With the advent of powerful technology, such as the 486, Pentium and RISC processors, we can now support real business requirements for Supply Chain Modelling. By modelling a section of the supply chain in a controlled environment we can evaluate different inventory policies, different source routings and varying levels of business. The ability to aggregate forecasts and DRP recommended orders based on different alternative units of measure make for truly effective Sales and Operations Planning: a tool to model the behaviour of the business at a high, aggregate product level. Indeed, this aggregation tool should be a component of the forecast generation process. By aggregating historical demand in meaningful groups, one should gain a more stable view of demand over time. By generating forecasts against this higher level we should make a gain on forecast accuracy - which we can allocate to lower level Stock Keeping Unit (SKU) forecasts.

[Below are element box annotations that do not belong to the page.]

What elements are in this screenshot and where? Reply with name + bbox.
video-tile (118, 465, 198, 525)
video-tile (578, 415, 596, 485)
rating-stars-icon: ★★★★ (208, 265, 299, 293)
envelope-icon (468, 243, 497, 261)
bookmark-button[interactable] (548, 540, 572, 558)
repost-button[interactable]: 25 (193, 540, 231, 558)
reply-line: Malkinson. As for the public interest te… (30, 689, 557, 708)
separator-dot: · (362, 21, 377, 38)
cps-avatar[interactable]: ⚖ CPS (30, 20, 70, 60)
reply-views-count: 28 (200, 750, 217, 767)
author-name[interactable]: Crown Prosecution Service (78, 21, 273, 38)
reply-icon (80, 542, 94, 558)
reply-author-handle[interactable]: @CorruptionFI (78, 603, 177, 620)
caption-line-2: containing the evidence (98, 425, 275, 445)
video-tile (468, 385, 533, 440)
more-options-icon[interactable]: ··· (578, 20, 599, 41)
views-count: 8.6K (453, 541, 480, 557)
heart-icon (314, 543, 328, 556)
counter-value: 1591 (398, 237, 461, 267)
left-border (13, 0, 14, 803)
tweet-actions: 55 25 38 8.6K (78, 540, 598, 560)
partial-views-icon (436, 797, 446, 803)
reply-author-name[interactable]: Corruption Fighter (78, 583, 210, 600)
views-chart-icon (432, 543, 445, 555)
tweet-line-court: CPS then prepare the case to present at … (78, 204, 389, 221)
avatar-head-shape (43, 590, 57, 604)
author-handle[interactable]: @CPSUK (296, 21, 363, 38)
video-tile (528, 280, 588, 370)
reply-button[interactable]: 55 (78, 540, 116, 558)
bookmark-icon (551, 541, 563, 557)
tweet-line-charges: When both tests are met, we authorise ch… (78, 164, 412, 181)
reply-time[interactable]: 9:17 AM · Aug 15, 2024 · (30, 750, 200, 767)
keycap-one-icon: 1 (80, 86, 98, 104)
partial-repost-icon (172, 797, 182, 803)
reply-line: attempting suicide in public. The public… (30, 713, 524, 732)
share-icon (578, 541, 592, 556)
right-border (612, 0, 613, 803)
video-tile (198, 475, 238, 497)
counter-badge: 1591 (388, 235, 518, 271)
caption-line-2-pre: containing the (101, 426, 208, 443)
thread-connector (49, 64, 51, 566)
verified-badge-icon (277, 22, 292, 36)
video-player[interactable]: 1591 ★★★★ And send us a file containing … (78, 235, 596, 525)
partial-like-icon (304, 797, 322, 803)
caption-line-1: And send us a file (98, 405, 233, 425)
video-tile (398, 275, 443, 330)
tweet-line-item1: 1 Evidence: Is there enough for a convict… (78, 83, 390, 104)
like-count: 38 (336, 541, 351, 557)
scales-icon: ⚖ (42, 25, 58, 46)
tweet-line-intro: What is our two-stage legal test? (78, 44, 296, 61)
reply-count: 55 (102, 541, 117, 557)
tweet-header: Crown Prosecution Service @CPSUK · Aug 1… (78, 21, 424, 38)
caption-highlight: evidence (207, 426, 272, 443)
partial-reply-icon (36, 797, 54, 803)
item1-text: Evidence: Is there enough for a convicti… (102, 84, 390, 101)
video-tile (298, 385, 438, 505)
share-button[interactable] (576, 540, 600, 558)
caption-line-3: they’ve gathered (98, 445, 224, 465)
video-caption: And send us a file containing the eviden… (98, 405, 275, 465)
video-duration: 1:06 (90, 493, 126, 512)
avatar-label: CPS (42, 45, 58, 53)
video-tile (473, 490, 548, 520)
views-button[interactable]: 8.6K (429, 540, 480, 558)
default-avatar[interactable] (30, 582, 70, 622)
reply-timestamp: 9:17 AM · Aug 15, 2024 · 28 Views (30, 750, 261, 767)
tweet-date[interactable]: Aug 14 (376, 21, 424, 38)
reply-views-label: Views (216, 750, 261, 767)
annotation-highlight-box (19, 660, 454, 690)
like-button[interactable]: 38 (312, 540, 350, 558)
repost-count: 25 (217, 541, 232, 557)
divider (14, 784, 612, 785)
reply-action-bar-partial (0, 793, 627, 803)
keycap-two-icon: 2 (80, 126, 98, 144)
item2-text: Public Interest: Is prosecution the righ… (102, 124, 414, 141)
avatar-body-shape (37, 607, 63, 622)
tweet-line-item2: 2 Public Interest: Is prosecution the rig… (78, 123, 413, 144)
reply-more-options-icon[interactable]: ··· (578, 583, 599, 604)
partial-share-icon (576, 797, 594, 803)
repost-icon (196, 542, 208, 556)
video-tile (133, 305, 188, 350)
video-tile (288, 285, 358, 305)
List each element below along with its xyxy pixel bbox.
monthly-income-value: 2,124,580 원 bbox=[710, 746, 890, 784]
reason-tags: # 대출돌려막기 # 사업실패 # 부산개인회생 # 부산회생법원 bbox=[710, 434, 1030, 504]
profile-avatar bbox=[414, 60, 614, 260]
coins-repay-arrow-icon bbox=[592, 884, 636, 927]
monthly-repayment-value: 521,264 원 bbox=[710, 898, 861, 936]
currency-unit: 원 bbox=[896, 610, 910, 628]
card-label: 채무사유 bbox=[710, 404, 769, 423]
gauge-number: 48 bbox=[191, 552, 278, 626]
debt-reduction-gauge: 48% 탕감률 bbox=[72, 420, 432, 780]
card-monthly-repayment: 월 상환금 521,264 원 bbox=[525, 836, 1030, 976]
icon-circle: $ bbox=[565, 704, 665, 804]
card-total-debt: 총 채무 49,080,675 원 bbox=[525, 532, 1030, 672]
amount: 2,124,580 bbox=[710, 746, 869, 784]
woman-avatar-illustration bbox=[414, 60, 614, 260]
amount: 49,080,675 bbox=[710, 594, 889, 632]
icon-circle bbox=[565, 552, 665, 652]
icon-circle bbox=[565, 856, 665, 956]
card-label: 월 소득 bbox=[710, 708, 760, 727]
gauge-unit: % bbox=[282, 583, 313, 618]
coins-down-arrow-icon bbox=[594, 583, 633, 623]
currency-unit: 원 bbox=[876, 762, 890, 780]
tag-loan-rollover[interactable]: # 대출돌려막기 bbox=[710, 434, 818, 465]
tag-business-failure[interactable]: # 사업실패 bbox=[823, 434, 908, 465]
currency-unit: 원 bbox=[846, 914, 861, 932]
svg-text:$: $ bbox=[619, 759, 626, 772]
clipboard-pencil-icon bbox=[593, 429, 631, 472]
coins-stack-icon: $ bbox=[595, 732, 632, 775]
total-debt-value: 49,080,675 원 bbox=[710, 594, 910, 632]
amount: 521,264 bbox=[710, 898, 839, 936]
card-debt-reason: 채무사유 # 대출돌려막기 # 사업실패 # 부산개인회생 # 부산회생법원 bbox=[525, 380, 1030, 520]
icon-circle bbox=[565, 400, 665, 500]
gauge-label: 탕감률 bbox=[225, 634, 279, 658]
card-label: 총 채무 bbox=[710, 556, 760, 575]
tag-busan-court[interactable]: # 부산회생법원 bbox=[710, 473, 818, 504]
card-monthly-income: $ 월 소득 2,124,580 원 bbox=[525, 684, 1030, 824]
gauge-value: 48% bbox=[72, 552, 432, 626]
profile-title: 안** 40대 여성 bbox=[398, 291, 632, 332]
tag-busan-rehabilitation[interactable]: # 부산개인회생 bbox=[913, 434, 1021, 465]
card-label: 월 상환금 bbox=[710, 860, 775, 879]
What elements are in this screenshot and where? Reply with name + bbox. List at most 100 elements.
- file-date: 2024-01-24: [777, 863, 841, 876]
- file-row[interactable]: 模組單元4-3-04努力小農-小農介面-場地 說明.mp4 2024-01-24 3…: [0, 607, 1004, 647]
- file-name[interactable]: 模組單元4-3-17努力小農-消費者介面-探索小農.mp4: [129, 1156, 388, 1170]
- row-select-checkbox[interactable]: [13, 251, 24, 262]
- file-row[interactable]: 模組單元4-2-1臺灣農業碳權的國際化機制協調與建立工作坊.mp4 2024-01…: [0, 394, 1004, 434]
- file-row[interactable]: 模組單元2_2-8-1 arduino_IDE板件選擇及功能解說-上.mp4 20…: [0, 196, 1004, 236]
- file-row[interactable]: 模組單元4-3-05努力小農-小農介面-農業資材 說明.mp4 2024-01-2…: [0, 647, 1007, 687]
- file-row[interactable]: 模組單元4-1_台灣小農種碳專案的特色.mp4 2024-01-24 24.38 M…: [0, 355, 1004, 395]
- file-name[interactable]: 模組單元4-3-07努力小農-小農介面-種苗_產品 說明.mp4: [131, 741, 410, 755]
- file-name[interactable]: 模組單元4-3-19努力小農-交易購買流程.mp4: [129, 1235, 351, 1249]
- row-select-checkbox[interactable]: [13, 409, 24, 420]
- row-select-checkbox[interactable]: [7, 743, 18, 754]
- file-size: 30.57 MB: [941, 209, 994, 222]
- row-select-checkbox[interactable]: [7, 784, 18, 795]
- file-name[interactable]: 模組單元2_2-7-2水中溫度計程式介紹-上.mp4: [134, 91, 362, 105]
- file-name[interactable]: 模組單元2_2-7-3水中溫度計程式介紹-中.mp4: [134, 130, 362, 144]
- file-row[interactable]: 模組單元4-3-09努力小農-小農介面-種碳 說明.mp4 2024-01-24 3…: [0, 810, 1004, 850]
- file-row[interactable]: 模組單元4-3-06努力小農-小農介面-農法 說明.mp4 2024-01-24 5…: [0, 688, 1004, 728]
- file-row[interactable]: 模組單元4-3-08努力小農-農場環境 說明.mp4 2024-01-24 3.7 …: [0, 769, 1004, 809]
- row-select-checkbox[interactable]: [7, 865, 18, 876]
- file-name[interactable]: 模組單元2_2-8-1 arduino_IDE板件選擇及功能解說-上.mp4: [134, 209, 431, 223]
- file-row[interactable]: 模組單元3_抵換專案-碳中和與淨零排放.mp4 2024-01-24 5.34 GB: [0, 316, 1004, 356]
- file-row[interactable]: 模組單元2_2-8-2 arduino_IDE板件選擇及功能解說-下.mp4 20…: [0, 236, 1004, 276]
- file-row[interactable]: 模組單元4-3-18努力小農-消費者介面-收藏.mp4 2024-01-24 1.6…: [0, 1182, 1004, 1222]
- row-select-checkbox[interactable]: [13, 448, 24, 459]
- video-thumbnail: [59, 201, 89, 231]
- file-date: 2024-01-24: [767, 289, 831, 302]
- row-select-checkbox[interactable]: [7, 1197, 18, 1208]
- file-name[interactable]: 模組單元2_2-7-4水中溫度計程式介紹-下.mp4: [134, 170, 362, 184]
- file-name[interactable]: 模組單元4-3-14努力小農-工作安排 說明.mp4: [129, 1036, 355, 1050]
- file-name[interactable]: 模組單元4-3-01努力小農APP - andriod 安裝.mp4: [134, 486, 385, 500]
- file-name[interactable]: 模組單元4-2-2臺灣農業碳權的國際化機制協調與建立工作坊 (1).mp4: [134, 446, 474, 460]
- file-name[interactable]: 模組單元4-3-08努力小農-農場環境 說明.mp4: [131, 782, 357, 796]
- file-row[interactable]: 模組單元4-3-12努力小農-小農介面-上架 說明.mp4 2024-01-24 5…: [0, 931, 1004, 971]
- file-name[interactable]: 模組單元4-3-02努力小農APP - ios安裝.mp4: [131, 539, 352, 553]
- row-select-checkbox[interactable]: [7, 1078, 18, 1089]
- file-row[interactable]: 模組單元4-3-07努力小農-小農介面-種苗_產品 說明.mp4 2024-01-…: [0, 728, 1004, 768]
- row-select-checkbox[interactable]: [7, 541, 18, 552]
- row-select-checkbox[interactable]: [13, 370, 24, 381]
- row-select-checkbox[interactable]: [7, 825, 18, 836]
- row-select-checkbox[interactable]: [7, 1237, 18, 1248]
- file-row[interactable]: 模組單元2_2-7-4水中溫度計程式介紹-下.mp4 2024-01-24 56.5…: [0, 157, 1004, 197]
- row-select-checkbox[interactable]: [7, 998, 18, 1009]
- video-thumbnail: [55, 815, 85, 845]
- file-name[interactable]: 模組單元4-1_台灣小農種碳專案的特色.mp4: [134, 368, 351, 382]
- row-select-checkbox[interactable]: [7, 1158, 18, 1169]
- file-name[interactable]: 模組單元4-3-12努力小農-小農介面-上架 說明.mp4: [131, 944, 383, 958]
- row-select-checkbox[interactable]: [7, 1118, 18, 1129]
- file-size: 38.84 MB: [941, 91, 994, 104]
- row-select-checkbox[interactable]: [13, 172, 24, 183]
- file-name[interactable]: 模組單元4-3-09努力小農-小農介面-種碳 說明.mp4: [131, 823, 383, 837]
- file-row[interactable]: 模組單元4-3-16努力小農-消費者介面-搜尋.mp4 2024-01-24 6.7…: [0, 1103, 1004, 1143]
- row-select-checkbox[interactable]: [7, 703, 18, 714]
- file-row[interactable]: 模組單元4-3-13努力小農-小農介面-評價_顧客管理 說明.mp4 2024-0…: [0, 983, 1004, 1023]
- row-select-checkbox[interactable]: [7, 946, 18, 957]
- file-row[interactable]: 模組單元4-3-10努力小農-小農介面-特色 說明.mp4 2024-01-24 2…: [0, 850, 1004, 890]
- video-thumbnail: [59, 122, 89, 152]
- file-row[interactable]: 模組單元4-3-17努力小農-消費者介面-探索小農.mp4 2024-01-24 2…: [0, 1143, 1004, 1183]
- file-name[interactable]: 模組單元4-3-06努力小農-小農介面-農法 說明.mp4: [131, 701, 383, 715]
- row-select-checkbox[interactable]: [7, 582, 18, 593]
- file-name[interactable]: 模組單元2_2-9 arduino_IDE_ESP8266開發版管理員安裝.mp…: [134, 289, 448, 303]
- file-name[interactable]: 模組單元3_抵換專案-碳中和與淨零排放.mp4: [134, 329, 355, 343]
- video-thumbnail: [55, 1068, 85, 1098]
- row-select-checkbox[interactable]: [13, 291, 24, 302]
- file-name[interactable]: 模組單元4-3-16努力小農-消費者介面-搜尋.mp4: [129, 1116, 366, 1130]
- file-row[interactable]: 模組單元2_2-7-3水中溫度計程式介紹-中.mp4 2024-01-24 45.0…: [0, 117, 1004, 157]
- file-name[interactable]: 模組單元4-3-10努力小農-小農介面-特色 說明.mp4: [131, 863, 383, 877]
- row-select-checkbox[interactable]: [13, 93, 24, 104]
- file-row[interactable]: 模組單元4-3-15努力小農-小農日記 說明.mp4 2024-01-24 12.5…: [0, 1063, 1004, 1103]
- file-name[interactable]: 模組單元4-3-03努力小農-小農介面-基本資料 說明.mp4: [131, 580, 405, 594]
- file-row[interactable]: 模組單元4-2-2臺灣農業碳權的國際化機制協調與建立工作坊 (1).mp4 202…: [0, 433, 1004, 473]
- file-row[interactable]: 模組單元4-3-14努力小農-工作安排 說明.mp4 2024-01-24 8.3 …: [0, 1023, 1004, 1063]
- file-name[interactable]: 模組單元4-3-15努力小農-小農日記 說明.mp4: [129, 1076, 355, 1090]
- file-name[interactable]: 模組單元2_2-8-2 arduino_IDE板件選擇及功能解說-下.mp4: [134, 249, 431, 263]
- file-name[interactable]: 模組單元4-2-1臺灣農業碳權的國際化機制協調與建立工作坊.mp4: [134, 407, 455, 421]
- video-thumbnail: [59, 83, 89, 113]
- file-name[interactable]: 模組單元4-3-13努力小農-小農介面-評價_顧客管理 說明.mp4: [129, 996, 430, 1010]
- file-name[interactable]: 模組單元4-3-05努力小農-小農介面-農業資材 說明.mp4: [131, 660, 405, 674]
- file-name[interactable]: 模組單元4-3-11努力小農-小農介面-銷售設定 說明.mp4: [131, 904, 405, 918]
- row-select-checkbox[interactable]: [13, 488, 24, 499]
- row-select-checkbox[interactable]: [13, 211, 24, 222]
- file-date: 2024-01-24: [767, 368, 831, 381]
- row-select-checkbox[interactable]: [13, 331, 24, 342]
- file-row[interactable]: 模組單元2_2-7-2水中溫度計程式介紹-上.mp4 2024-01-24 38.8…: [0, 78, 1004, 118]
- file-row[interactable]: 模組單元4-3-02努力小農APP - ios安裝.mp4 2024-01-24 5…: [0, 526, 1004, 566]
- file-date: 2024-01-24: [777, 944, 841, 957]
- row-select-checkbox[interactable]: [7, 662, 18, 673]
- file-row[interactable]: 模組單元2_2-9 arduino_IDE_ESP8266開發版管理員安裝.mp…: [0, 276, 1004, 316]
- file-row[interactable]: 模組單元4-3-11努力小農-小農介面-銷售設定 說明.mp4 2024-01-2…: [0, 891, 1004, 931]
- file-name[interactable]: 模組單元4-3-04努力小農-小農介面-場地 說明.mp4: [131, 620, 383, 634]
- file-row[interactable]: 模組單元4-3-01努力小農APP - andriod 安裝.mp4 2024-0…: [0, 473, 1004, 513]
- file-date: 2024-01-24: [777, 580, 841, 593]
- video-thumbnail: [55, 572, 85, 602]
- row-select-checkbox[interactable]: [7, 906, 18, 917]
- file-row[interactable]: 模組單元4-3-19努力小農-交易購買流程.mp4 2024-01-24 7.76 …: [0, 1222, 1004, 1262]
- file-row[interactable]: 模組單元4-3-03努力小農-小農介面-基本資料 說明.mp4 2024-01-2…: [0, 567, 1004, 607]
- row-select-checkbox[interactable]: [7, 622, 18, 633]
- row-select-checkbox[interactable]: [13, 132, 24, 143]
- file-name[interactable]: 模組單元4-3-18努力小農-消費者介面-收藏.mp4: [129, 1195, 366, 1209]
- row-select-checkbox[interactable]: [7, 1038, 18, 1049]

In the above diagram you can see a view of a key Supply Chain Planning process - that lets you validate a procurement / shipping plan prior to release. The planning systems today have very little integration with the financial systems. Execution is typically all about ‘transaction processing’. However, a number of industry trends are clear to see:

  1. The planning period is getting ever smaller; it used to be monthly, weekly, and is today even daily. Over time, when technology is available, the planning process will be seen to meet the execution period (immediate response) directly. The implication from a total supply chain viewpoint is dramatic.
  2. Integration across all applications and functions is as important as ever. The information highways of today are getting ever greater - people are linking with networks across the globe. It will not be long before the whole industrialised world is communicating electronically in totality. The enabling tools for this ongoing and ever-growing evolution are many and varied.
  3. Financial Transactions are being ever simplified. We all remember when we implemented EDI transactions. Whilst bringing benefits to the organisation, EDI simply automates a process that should have been happening anyway. Evaluated Receipts Settlement is a process whereby a customer generates payment for a good or service upon taking receipt of the good, This implies no invoice! Imagine the amount of fun Accounts Payable would lose at Christmas from not reconciling all those old GRN’s to Invoices....
  4. Application of Vendor Managed Inventory tools. In retail over the years we have seen a number of players who are keen to manage their customers’ inventory levels. This implies a great deal of trust and integration. The placing of purchase orders is redundant, since the supplier simply ships to the customer the necessary inventory, based on the current level of sales or inventory. This is a fascinating area today as there are many people who still feel that this technique "will never happen here". What we are seeing is that those companies who are seeking competitive advantage naturally question this process against their own natural working processes.

 In terms of a summary it would be fair to say that both Logistics and Finance have typically been on different sides of the table. We used to think that if each functional department met their own objectives, the overall objective of the company would be met. We all know by now that this is not the case. Only by reconciling each functional goal at the highest level can we achieve such a high ideal. The recognition of the invaluable part that finance can play in understanding what software the logistics group require means that the buy-in process is more complete. This means that the project has a better chance to succeed, which means the benefits should be realised and maximised. That is what we believe, and we trust our customers feel likewise.